I'd add, though, that opening police officers up to lawsuits probably isn't enough. There's an interesting dichotomy on the right when it comes to the police. The same philosophy that distrusts the government when it manifests itself as bureaucrats and regulators (a sentiment I share) seems to put an unhealthy amount of trust in the government employees we call police officers. The sentiment among many on the right is that the police need less supervision, less watch-dogging, and less second-guessing than other government emlpoyees. This is particularly odd given that, compared to your average bureaucrat, police officers are entrusted with an extraordinary amount of power, at least when it comes to the power they wield over the people with whom they come into contact. They are as susceptible to the same trappings of power as any scorned EPA regulator or grudge-bearing city council member, only they're also entrusted with the power to detain, use force, and kill.

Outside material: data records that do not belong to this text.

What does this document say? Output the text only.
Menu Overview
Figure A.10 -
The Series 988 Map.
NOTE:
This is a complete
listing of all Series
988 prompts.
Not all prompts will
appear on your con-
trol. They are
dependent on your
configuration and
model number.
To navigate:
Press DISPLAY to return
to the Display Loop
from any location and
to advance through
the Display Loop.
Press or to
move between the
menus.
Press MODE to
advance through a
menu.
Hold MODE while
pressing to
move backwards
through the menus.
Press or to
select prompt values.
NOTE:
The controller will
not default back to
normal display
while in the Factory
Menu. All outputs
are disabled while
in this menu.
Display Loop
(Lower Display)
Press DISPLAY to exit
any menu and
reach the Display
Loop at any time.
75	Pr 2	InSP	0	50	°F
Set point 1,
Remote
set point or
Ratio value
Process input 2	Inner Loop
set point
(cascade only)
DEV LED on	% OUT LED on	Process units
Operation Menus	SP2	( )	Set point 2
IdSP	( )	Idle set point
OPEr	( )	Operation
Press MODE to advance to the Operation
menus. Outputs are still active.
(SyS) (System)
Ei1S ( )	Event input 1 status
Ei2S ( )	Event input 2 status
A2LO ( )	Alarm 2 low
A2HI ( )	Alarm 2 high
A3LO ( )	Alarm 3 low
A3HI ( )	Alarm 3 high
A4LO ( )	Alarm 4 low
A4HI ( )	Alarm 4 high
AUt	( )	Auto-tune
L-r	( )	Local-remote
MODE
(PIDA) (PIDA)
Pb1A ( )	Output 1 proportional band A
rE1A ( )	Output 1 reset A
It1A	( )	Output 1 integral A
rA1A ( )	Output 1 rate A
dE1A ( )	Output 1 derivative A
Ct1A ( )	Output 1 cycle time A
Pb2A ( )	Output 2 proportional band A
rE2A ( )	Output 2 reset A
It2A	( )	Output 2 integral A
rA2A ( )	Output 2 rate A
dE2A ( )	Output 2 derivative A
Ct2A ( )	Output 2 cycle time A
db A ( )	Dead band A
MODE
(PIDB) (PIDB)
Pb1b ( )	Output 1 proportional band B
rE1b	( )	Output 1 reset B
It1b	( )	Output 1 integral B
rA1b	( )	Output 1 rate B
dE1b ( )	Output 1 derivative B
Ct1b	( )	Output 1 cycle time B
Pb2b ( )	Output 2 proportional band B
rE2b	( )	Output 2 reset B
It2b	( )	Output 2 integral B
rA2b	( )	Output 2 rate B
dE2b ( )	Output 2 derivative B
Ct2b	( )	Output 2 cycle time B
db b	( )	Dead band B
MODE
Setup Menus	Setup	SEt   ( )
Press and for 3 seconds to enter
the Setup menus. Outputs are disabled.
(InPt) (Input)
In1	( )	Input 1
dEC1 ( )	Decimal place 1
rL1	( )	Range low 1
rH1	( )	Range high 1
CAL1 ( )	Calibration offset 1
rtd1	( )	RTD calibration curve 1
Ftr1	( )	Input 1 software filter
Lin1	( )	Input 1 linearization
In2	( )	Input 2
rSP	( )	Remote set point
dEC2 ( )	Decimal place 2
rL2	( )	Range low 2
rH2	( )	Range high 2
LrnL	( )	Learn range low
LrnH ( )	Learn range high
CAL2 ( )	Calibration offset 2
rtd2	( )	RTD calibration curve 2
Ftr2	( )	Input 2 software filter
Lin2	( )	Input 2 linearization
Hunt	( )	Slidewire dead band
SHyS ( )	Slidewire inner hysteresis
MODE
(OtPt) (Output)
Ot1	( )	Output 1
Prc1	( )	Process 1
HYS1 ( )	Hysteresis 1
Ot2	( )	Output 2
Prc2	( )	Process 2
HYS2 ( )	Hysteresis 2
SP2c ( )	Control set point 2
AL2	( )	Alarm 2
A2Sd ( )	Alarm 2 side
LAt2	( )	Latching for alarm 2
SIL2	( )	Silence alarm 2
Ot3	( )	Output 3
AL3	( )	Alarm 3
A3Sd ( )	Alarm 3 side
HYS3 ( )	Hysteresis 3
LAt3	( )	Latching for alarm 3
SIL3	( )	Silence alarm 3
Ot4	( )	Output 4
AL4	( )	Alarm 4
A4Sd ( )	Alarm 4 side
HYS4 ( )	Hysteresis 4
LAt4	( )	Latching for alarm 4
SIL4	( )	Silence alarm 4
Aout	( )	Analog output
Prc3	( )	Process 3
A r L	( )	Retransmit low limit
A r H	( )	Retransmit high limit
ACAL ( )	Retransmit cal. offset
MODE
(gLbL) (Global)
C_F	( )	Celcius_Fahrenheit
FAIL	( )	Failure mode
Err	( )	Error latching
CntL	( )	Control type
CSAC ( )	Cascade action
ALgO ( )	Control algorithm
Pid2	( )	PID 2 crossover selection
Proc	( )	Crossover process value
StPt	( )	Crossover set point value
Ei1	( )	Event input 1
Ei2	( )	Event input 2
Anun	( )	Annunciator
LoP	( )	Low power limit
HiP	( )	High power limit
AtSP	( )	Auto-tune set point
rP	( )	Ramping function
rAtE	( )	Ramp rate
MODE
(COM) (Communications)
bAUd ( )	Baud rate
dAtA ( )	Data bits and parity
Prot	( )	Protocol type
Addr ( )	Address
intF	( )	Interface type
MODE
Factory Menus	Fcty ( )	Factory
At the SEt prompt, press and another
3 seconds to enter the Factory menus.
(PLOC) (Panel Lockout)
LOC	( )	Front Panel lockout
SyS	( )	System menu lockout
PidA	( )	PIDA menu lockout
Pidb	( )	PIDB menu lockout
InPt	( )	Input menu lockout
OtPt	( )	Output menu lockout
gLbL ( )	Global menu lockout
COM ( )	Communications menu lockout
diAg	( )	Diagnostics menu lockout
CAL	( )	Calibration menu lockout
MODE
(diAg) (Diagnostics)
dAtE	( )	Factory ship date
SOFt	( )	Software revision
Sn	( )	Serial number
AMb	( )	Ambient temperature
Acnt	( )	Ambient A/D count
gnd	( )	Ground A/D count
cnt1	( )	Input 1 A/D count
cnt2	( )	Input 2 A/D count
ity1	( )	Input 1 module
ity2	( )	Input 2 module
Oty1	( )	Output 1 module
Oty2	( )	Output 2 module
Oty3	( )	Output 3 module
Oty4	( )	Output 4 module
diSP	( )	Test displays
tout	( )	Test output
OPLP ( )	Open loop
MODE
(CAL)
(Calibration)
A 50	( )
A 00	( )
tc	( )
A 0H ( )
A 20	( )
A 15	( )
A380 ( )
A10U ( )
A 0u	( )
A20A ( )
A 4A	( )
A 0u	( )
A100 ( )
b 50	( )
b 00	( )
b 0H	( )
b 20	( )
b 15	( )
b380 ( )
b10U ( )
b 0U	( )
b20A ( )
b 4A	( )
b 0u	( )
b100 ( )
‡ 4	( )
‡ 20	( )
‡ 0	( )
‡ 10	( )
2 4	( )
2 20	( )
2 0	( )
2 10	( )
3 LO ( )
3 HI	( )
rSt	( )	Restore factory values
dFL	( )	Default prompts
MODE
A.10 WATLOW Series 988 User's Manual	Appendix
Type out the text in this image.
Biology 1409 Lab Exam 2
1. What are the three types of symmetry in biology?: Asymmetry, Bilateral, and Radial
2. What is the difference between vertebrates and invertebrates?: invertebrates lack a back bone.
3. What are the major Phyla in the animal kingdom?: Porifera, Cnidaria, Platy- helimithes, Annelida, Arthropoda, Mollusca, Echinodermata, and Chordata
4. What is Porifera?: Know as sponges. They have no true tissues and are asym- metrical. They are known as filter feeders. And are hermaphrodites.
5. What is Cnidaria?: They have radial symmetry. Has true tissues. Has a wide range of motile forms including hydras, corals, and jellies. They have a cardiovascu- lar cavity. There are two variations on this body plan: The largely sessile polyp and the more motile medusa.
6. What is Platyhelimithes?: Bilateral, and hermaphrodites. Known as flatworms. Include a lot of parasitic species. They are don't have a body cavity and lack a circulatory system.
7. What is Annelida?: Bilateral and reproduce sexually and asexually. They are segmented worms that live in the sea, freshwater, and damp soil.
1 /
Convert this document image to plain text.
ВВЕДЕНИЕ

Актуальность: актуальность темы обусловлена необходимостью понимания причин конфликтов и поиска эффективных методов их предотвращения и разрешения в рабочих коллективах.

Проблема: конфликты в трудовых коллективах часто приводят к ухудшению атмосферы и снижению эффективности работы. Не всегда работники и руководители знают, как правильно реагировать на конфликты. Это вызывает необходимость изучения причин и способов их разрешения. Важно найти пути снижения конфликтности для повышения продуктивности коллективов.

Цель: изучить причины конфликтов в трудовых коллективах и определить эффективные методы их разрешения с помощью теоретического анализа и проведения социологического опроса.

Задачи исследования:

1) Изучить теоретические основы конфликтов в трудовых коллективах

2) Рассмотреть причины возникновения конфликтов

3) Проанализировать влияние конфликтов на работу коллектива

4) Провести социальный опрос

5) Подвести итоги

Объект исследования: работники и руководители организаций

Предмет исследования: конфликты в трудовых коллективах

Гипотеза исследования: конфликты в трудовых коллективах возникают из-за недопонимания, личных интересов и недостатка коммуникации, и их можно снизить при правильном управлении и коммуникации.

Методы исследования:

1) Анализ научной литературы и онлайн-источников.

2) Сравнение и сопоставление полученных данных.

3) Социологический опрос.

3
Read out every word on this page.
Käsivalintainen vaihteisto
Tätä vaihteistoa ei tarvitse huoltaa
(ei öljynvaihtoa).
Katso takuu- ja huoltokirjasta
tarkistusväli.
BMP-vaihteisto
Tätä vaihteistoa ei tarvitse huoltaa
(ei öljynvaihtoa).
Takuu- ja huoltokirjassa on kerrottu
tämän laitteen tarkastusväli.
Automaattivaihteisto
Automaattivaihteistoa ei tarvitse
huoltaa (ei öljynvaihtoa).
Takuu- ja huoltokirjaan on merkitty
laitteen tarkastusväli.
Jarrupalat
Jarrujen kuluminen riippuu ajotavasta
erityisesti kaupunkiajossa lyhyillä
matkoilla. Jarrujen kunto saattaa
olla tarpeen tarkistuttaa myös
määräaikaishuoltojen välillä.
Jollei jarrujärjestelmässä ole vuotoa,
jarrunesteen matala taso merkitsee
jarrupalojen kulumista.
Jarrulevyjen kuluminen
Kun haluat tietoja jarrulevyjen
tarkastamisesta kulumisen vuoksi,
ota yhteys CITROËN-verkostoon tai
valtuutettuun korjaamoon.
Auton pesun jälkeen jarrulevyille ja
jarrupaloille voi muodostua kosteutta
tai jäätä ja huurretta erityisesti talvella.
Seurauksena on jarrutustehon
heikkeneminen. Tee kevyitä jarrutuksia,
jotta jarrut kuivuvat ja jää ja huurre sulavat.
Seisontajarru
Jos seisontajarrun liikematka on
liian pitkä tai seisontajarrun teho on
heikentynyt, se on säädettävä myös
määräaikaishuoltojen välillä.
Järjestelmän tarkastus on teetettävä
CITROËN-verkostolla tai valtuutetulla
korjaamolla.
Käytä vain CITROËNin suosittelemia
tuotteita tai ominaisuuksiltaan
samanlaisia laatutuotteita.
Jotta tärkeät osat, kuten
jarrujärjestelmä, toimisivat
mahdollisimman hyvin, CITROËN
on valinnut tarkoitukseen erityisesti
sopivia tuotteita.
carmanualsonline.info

My point is not that police officers on an individual level are terrible people, or more prone to misbehavior than your typical government employee or your typical citizen. The problem comes when the weaknesses that are in all of us are coupled with a license to use force, authority, and the sense that one is above the law. Philip Zimbardo's famous Stanford prison experiments showed that it doesn't matter who you put in that position, the results can be disastrous without the proper controls. We can't do anything about the first element, and the second and third are by definition part of policing. It's that last one that we can change.

To make matters worse, for the last 30 years politicians have trumpeted a "get tough on crime" message that has resulted in measuring police departments and prosecutors primarily by how many people they're able to arrest and toss in jail. There's a huge push for arrests, and a de-emphasis on civil liberties. It isn't difficult to see the sorts of incentives that sets up.

If we're going to get rid of the exclusionary rule, it needs to be replaced not only with alternative punitive measures, but also with a wholesale change in mindset that emphasizes the "keeping the peace" approach to policing, as opposed to merely racking up arrest statistics.

I don't see either happening any time soon.